Can You Save A Marriage With Counseling?
Does going to therapy or couples counseling really help solve all the issues that are tearing apart a relationship? This is the question most people are pondering as they grow desperate to save a marriage they really are not ready to let go of. The big question is whether talk sessions with someone else can really work for two people in crisis.
Many people go into the sessions expecting someone else to shoulder some of the work of getting the marriage back on the road of happiness. This is an unrealistic expectation as no one can do the actual work that leads to the restoration of a marriage besides the married people themselves.
People that go into their sessions expecting the therapist or counselor to validate their own thoughts and feelings and fix the problems that they see in their mate are the ones that come out disappointed. What a therapist really provides is objectivity, not validation. The mindset has to be different if this approach is going to work for the couple.
A therapist is not going to take sides or say one person is right and the other wrong. Their job is essentially to steer the couple to working out the issues, which are created equally by both of them. They both share bits and pieces of the blame, but therapy is not about blame.
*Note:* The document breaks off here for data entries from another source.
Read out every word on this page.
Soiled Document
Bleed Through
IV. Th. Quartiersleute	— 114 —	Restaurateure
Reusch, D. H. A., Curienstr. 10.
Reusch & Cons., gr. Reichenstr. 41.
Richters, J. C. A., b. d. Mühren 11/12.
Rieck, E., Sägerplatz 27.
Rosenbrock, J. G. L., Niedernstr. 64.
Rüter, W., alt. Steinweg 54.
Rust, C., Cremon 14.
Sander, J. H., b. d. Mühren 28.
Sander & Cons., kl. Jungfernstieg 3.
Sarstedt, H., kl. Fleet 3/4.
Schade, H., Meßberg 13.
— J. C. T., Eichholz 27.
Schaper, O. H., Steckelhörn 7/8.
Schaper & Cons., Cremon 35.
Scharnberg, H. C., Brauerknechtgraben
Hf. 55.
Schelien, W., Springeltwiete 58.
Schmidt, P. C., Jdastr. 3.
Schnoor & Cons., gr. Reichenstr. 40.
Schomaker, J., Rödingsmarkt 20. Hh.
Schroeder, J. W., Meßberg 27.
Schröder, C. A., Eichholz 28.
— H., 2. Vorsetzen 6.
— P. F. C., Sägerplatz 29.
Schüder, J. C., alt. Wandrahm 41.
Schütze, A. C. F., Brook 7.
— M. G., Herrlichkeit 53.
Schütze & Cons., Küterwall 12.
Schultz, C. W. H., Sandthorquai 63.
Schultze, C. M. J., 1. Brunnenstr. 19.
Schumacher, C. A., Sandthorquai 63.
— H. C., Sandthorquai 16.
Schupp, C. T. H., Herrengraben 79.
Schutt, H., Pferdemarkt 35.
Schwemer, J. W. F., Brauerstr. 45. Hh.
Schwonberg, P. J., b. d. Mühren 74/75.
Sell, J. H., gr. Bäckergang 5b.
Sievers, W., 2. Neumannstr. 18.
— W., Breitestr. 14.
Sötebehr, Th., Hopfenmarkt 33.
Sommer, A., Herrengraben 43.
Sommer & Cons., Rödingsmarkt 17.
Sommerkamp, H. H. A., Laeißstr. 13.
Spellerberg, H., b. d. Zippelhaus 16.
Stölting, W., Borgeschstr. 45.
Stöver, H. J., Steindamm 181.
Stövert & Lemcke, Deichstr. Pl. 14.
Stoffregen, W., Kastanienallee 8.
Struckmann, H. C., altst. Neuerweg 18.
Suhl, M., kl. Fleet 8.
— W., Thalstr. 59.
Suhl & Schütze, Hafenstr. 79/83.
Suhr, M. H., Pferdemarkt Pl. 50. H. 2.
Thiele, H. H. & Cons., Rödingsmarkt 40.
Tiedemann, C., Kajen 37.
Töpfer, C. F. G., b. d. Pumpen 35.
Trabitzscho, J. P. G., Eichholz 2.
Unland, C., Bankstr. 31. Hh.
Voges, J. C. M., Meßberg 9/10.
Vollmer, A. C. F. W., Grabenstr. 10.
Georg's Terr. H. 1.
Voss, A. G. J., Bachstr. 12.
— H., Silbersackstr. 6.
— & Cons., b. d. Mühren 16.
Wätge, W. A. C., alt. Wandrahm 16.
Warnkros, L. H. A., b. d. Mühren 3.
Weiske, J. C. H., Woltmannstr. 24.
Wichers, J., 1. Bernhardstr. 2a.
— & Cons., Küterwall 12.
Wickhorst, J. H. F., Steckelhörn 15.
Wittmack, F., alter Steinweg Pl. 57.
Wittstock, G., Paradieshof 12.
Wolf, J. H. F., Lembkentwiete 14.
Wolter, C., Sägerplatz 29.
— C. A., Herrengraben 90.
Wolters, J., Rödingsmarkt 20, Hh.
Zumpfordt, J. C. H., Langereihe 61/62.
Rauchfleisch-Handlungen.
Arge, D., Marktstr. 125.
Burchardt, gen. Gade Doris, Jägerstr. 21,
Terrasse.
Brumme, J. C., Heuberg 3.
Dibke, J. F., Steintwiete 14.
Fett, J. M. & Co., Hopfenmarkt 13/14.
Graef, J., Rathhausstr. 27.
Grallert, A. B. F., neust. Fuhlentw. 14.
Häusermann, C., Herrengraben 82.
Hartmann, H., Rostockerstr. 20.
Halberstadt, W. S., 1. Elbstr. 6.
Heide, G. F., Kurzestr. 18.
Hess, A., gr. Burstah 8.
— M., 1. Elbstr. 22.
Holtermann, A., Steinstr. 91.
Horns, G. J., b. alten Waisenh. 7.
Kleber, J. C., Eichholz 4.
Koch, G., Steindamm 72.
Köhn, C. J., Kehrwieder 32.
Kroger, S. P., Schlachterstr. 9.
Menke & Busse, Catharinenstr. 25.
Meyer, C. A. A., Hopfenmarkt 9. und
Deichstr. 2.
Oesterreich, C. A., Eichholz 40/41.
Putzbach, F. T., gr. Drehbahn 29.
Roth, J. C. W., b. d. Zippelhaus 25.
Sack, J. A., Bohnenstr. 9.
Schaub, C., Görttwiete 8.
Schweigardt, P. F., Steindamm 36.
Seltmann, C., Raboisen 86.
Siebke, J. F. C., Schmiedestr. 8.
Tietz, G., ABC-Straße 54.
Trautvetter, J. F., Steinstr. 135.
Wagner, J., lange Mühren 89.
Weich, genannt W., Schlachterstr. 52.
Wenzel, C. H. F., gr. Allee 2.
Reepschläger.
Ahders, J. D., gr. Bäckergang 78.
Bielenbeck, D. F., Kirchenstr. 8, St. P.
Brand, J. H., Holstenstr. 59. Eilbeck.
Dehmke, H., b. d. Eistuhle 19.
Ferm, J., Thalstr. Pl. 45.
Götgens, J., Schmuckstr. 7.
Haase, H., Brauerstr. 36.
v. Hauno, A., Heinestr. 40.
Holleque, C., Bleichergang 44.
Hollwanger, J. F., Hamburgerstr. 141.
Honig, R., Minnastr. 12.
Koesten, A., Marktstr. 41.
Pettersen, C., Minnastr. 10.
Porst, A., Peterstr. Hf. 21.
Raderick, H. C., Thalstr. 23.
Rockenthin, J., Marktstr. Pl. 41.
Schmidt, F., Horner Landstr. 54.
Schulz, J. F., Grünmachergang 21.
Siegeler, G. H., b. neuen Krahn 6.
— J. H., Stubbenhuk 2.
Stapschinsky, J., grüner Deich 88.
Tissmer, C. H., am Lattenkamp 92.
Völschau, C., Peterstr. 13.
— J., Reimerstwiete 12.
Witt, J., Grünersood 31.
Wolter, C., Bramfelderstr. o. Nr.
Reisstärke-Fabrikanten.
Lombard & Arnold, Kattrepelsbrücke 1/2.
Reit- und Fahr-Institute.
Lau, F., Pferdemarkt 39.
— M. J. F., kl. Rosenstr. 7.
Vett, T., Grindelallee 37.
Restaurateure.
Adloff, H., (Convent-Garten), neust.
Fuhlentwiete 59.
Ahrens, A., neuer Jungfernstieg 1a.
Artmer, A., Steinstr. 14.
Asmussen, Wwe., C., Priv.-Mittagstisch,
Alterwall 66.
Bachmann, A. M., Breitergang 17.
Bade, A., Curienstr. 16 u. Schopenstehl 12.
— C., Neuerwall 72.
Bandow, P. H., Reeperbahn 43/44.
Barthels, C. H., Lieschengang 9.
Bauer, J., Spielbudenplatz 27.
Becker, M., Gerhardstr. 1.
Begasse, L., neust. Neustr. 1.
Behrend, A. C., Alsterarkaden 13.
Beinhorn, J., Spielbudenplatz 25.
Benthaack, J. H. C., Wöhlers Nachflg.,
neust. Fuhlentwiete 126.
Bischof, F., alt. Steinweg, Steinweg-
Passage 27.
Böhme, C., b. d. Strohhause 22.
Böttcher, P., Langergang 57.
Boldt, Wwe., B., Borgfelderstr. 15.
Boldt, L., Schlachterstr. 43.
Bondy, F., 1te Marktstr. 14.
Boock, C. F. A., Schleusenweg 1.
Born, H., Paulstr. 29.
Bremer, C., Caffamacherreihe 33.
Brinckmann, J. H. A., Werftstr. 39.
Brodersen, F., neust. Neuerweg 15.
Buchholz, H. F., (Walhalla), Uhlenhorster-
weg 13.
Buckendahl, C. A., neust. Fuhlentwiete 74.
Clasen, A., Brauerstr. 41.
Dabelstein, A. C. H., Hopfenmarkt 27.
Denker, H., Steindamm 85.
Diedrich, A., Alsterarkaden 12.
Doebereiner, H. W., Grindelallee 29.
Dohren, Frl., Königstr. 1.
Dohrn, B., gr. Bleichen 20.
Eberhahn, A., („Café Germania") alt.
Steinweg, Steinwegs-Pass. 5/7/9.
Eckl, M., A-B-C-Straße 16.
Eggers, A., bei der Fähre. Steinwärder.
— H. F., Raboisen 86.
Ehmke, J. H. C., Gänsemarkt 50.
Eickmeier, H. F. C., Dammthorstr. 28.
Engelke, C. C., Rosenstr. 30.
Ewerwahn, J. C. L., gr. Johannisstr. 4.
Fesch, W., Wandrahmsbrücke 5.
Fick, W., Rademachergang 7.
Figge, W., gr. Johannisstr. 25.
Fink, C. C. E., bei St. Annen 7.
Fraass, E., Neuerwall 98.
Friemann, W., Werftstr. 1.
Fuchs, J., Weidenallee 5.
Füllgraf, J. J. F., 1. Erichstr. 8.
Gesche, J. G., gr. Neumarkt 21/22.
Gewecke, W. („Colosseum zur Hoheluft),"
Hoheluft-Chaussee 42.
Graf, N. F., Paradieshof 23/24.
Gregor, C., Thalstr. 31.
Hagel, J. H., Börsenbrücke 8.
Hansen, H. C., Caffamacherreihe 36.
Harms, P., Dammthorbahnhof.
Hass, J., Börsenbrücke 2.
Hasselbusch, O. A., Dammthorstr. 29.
What a therapist does is get you to ultimately open up to one another so that the root issues standing in the way of happiness can be discovered. Believe it or not, the real issues are not who forgets to take out the trash or who forgot someone’s birthday.
Under every petty argument is a deeper issue.
In order to get to the bigger problems you have to go into counseling without the idea that someone is right and the other wrong. You have to be willing to just listen to your spouse without assuming what their words mean for you personally.
For example, instead of getting defensive that she says she feels lonely and screaming that you have to work so it’s not your fault; just listen. Don’t translate it to mean anything about you. She is lonely. That is all.
If you want to save a marriage through therapy sessions then you can’t automatically feel blamed by your spouse’s problems. It’s extremely difficult to hear that the other is lonely without blaming yourself, but that is what must be done to make this approach work.